Чтение онлайн

на главную

Жанры

Человек перед лицом смерти
Шрифт:

Определяющим становится изменение первого параметра: индивидуального самосознания. До сих пор его противоположными полюсами были чувство общности судьбы и родовой принадлежности ("все умирать будем") и чувство собственной специфической индивидуальности («смерть своя»). В XIX в. то и другое ослабевает, уступая место третьему чувству, ранее смешивавшемуся с первыми двумя: чувство «другого», причем не любого другого человека, а нескольких самых близких. Аффективная привязанность, некогда распространявшаяся на обширную группу людей, сосредоточивается отныне на самых дорогих сердцу родных и друзьях, разлука с которыми — смерть есть прежде всего разлука — начинает восприниматься как невыносимая, вызывает драматический кризис всех чувств. Отсюда модель, названная нами «смерть твоя», за которой целая

эволюция чувств, столь же важная для истории, как и революция идей, политическая, индустриальная или демографическая революция. Между всеми этими революциями связь более глубокая, нежели простая взаимозависимость во времени.

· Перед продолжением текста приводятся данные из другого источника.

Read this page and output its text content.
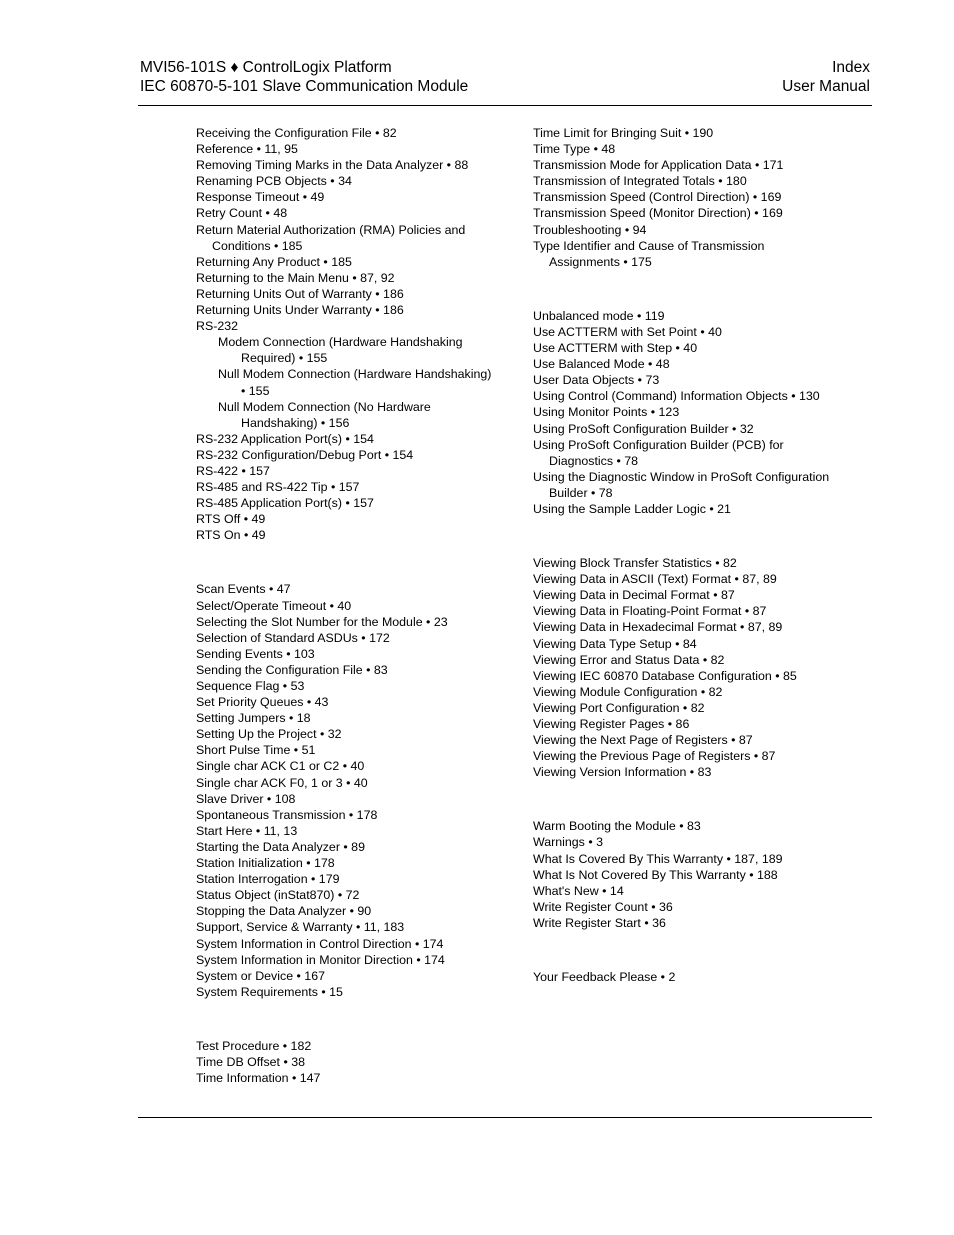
MVI56-101S ♦ ControlLogix Platform
IEC 60870-5-101 Slave Communication Module
Index
User Manual
Receiving the Configuration File • 82
Reference • 11, 95
Removing Timing Marks in the Data Analyzer • 88
Renaming PCB Objects • 34
Response Timeout • 49
Retry Count • 48
Return Material Authorization (RMA) Policies and
Conditions • 185
Returning Any Product • 185
Returning to the Main Menu • 87, 92
Returning Units Out of Warranty • 186
Returning Units Under Warranty • 186
RS-232
Modem Connection (Hardware Handshaking
Required) • 155
Null Modem Connection (Hardware Handshaking)
• 155
Null Modem Connection (No Hardware
Handshaking) • 156
RS-232 Application Port(s) • 154
RS-232 Configuration/Debug Port • 154
RS-422 • 157
RS-485 and RS-422 Tip • 157
RS-485 Application Port(s) • 157
RTS Off • 49
RTS On • 49
Scan Events • 47
Select/Operate Timeout • 40
Selecting the Slot Number for the Module • 23
Selection of Standard ASDUs • 172
Sending Events • 103
Sending the Configuration File • 83
Sequence Flag • 53
Set Priority Queues • 43
Setting Jumpers • 18
Setting Up the Project • 32
Short Pulse Time • 51
Single char ACK C1 or C2 • 40
Single char ACK F0, 1 or 3 • 40
Slave Driver • 108
Spontaneous Transmission • 178
Start Here • 11, 13
Starting the Data Analyzer • 89
Station Initialization • 178
Station Interrogation • 179
Status Object (inStat870) • 72
Stopping the Data Analyzer • 90
Support, Service & Warranty • 11, 183
System Information in Control Direction • 174
System Information in Monitor Direction • 174
System or Device • 167
System Requirements • 15
Test Procedure • 182
Time DB Offset • 38
Time Information • 147
Time Limit for Bringing Suit • 190
Time Type • 48
Transmission Mode for Application Data • 171
Transmission of Integrated Totals • 180
Transmission Speed (Control Direction) • 169
Transmission Speed (Monitor Direction) • 169
Troubleshooting • 94
Type Identifier and Cause of Transmission
Assignments • 175
Unbalanced mode • 119
Use ACTTERM with Set Point • 40
Use ACTTERM with Step • 40
Use Balanced Mode • 48
User Data Objects • 73
Using Control (Command) Information Objects • 130
Using Monitor Points • 123
Using ProSoft Configuration Builder • 32
Using ProSoft Configuration Builder (PCB) for
Diagnostics • 78
Using the Diagnostic Window in ProSoft Configuration
Builder • 78
Using the Sample Ladder Logic • 21
Viewing Block Transfer Statistics • 82
Viewing Data in ASCII (Text) Format • 87, 89
Viewing Data in Decimal Format • 87
Viewing Data in Floating-Point Format • 87
Viewing Data in Hexadecimal Format • 87, 89
Viewing Data Type Setup • 84
Viewing Error and Status Data • 82
Viewing IEC 60870 Database Configuration • 85
Viewing Module Configuration • 82
Viewing Port Configuration • 82
Viewing Register Pages • 86
Viewing the Next Page of Registers • 87
Viewing the Previous Page of Registers • 87
Viewing Version Information • 83
Warm Booting the Module • 83
Warnings • 3
What Is Covered By This Warranty • 187, 189
What Is Not Covered By This Warranty • 188
What's New • 14
Write Register Count • 36
Write Register Start • 36
Your Feedback Please • 2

На смену традиционной общине и эгоистическому индивиду конца Средневековья и начала Нового времени приходит «нуклеарная» семья: супружеская пара с детьми, заново изваянная ее новой функцией носителя абсолютной аффективной привязанности всех ее членов друг другу. Частная жизнь, privacy, побеждает все иные формы чувствительности, противостоя одновременно и индивидуализму, и традиционной архаической общинности. «Смерть своя» теряет смысл. Страх умереть самому в значительной мере сменяется страхом разлуки с «другим», с теми, кого любишь.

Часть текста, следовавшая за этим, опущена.